I strive to get holiday shopping done before the crazy rush and sales, and my gift giving is simple.

I’ll never forget taking my boys to go ice skating and see Santa. While sitting on Santa’s lap, my boys each asked for one simple thing. I think they wanted toy trucks that year. Santa said to them, “Is that all?” They each nodded, received a candy cane, and hopped down. After the boys left his space, Santa said to me, “Wow, I don’t get many kids who ask for so little.” My boys were so happy to ask for one special thing. They didn’t even think about asking for more. I didn’t tell them that only one thing was enough. They just knew that one thing was enough, and didn’t want for more. That moment brought me so much joy to know that I had indeed created a holiday experience for my family that was about living in alignment with deeper values, and not concerning materialism and the constant need for more.

We spent early years building our own snow forts, sledding, taking walks in the snow, and making holiday crafts.

I began journaling during the Holy Nights from Christmas Eve to Epiphany. I didn’t know what Epiphany was either, and later connected it as being a day of gifts, a day of realizations and opening, and a day of moving into the new year with fortified Divine light to share with others. I chose to launch my coaching practice on Epiphany, expressing my gifts as a way to support others in the world.

Journaling became a critical element for me that I’ve been doing now for many years. I even created my own Sacred Nights of Winter Journal to share with others in hopes of helping them to enjoy slowing down, creating peace, and generating a guidebook for the Soul to take them through the New Year.

Honoring the Winter in New Ways

These darkest nights of Winter are like a pause in the year. It’s as if time stands still for us, giving us a chance to hear our Soul’s longings if we’re willing to listen. This simple ritual of journaling for 13 days and nights in the year eliminated the post-Christmas let down I used to feel, and fully immersed me in the deepest meaning of the holiday season. Many have said it removes the post-holiday depression they used to feel, and helps them connect with more of their True Self.

I often go for evening walks in the snow, enjoying the hush of the blanket of white around me, and the stillness of Nature and Her creatures. There’s a song I received in Nature meditation years ago that I love to sing on my walks, reminding me of the patient love of Mother Earth waiting for us to see and care for Her.

These many ideas, celebrating Advent, the Holy Nights, Festivals of Light, Solstice, and Nature, have generated a far more holistic holiday experience than anything I had growing up. I feel a deeper meaning, with great care and love.

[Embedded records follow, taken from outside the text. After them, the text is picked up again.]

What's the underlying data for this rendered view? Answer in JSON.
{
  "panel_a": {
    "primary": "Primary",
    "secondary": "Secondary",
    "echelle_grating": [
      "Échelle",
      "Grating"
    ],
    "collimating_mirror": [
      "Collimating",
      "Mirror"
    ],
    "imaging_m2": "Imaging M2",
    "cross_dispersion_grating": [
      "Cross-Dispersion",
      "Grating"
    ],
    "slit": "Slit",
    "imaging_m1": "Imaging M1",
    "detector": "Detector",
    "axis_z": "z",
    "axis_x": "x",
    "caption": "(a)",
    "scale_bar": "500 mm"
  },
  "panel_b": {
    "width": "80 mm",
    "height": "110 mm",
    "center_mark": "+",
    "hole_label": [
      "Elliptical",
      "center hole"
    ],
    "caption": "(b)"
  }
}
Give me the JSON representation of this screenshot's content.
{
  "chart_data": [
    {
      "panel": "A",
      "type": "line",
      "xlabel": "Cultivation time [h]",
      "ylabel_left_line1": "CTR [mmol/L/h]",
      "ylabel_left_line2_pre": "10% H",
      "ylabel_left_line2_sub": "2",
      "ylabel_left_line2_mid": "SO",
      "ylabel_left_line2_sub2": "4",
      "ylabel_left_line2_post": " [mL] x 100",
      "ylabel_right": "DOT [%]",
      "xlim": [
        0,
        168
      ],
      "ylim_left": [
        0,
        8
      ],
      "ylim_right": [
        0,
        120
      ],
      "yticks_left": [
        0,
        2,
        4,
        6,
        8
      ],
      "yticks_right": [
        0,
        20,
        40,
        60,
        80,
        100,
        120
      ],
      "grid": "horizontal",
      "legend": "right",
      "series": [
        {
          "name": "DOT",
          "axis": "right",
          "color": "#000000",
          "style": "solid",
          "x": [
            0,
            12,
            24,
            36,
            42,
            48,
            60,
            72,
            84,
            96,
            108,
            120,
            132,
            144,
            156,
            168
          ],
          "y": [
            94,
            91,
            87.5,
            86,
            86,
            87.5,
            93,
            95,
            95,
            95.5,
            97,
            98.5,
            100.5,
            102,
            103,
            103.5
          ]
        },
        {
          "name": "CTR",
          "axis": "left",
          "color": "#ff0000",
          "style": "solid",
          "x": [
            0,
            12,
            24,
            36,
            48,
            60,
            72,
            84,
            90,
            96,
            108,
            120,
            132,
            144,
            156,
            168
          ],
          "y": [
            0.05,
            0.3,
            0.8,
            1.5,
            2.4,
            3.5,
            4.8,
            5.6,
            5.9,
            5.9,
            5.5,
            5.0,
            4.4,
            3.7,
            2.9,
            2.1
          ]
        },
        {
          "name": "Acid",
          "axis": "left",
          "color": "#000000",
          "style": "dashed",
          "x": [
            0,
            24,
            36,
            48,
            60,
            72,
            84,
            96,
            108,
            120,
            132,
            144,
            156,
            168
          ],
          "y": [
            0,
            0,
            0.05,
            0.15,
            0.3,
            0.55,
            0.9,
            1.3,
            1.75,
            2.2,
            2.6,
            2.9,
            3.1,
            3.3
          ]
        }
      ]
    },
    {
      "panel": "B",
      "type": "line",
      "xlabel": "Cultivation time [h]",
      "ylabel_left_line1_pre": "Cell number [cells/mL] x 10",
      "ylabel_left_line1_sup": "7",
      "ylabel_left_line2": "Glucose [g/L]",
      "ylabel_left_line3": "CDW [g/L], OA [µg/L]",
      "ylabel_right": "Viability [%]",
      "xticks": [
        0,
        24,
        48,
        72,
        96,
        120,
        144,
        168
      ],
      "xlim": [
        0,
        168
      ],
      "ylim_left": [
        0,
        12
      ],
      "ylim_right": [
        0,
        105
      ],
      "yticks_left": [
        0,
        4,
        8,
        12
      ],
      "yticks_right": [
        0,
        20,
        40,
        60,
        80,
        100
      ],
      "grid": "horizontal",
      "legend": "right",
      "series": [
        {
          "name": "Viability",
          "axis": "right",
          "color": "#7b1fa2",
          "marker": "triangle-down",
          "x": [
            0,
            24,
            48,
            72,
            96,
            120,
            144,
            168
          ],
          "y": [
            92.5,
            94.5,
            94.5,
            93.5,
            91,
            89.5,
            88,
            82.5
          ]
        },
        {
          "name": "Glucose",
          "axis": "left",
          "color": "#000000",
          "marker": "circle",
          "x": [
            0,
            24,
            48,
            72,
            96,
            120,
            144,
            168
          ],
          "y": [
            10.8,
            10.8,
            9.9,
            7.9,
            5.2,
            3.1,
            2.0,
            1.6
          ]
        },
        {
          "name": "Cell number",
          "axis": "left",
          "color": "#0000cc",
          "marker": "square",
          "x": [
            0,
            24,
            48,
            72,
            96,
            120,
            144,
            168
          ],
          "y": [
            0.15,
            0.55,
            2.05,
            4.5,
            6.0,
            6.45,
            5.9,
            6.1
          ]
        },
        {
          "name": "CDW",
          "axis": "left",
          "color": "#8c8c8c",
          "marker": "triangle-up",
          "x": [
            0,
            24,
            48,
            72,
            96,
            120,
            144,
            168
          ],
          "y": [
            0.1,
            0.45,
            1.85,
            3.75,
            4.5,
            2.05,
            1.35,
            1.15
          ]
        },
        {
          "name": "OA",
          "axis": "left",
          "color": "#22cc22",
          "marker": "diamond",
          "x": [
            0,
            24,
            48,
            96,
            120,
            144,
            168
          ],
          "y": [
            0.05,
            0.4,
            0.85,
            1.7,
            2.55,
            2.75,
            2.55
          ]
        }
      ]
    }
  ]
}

Best of all, while I do stay busy creating my annual journal and the holiday magic in my home, I also create plenty of quiet time for myself that allows my holidays to be low stress and truly magical.

May you find joy and peace in the simple things.

May you find new rituals and traditions that truly have meaning for you and nourish your Soul.

May your Holiday and Winter season be filled with a new level of magic and enchantment that helps you bring more of your Divine light into the world.